高倍率だった「港区の高額物件」の値下げが相次ぐ ただ、アクセルもブレーキも、その根底にある問題意識は同じだ。住宅価格の高騰によって、いわゆる実需層が家を買えなくなっているという不満を解消したい。そして、その目的自体は正しいと考える。
住宅は生活の基盤であり、買えなくなれば不満は高まる。韓国をはじめ、諸外国でも住宅価格の高騰が政権批判に直結した例はいくらでもある。
これらの政策などの影響があったかどうかは定かではないが、SNS上では、これまで売り手市場だった湾岸のマンションの売り出し在庫が増えたことや、港区の高額物件の値下げが相次ぐことなどへの投稿も目立つ。 市場のボラティリティ(不安定さ、変動しやすさ)が高まるのではないかという懸念も生じている。マンションを買うべきか、買わざるべきか。これからマンションを購入しようという人々にとって、今ほど難しい時代はないと私は思う。
さて、私がはじめてマンションを購入したのは2000年だった。当時のマンション市場は、今とはまるで様相が違っていた。 まず、新築マンションの供給数が圧倒的に多かった。多くの物件が先着順で販売され、欲しい部屋が買えた。モデルルームの予約が争奪戦になることもなければ、抽選倍率が10倍を超えるような光景も記憶にない。 一方で、住宅ローンの金利は高かった。私は2.5%と4%の変動金利を組み合わせ、4300万円ほどの住宅ローンを組んでいた。今のように「変動金利1%未満」が当たり前の時代とは、まったく異なる環境だった。

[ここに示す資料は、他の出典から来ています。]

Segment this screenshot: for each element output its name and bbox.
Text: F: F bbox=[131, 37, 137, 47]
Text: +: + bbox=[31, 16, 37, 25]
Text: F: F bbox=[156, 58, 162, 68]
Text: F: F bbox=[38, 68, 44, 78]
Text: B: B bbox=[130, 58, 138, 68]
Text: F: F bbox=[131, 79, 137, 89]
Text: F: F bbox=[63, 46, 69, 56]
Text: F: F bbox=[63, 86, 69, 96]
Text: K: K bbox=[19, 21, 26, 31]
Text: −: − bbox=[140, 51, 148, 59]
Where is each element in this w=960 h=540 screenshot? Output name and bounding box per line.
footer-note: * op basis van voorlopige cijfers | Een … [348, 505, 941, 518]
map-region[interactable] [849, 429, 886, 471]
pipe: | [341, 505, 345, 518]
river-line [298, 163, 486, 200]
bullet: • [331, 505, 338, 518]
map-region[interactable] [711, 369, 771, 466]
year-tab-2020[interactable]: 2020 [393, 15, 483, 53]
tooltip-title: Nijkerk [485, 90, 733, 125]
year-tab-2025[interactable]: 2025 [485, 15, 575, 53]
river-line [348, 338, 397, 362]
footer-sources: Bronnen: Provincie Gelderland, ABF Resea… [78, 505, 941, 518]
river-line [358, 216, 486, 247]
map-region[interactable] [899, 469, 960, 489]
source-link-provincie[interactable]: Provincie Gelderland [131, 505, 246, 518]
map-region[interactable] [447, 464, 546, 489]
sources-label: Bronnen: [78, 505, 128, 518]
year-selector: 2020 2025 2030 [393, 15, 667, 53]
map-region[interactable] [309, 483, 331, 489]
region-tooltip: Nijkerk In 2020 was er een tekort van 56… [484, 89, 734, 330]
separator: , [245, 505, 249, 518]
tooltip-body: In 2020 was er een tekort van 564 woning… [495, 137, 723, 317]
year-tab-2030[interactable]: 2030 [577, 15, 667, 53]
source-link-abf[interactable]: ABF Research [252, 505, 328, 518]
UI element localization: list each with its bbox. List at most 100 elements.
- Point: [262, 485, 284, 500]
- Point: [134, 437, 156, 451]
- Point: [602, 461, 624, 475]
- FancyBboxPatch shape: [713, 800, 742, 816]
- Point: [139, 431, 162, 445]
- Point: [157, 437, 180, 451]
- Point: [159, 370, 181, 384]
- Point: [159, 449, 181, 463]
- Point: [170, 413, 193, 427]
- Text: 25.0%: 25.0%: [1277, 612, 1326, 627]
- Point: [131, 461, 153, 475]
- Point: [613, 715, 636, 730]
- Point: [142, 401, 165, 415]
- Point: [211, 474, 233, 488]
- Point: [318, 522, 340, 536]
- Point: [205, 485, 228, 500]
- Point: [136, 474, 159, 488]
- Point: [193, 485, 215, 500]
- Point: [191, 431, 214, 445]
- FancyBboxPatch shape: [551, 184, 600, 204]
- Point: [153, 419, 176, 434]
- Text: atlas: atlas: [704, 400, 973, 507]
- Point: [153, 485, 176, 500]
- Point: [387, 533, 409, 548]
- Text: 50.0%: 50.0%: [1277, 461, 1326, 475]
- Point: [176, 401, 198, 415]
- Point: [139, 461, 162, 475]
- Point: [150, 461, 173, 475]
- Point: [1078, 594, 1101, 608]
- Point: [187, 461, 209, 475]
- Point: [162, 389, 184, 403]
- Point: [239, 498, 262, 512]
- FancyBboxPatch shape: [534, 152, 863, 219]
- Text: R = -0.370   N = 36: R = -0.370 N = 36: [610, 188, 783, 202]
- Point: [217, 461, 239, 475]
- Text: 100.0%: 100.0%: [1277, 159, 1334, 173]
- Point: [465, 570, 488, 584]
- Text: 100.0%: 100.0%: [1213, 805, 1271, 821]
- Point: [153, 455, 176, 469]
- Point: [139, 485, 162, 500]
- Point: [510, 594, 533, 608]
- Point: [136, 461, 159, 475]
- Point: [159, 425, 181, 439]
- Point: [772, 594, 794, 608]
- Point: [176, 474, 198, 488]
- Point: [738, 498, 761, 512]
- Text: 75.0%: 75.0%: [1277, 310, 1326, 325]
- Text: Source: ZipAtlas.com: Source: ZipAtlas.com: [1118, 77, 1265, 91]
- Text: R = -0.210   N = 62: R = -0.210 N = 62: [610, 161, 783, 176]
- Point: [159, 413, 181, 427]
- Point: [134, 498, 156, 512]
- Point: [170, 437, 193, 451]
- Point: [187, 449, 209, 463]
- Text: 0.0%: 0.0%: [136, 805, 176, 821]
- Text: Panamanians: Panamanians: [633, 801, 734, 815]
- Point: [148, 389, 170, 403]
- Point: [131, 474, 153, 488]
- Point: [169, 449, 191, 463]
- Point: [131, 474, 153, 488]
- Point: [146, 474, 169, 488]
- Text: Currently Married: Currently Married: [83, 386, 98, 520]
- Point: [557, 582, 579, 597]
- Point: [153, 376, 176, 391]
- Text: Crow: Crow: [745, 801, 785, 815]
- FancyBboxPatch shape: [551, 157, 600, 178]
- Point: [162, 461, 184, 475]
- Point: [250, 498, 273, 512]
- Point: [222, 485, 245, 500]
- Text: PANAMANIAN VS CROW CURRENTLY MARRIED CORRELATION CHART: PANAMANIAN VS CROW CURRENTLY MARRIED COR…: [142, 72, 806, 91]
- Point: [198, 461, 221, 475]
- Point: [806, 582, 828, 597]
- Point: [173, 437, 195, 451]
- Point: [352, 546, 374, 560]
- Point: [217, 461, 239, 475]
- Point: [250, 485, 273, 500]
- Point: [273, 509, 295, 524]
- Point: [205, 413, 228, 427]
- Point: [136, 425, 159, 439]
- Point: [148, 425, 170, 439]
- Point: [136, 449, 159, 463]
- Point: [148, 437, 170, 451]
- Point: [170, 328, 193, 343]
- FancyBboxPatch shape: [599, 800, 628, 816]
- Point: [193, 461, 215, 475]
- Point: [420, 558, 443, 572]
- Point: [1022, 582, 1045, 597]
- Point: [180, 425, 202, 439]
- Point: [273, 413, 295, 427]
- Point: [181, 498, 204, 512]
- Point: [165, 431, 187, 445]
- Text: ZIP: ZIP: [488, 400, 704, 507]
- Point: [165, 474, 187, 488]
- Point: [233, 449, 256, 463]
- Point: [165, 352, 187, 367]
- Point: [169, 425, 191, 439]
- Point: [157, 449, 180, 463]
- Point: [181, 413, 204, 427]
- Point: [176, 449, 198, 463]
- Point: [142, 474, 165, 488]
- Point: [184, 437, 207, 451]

これほど価格が上がっても都心の新築タワーマンションが抽選になるのは、多くの実需層と言われる人々が「まだマンション価格は上がる」と信じているからだ。その感覚があるからこそ、倍率10倍を超える抽選にも参加し、モデルルーム予約争奪戦に時間を費やす。
資産価値という言葉が強い影響力を持ち、過去のマンションの値上がりランキングなどを参考に人々は棲家を探しているように思える。今のマーケットはある意味「上がると思う信頼」に底支えられていると言っても過言ではない。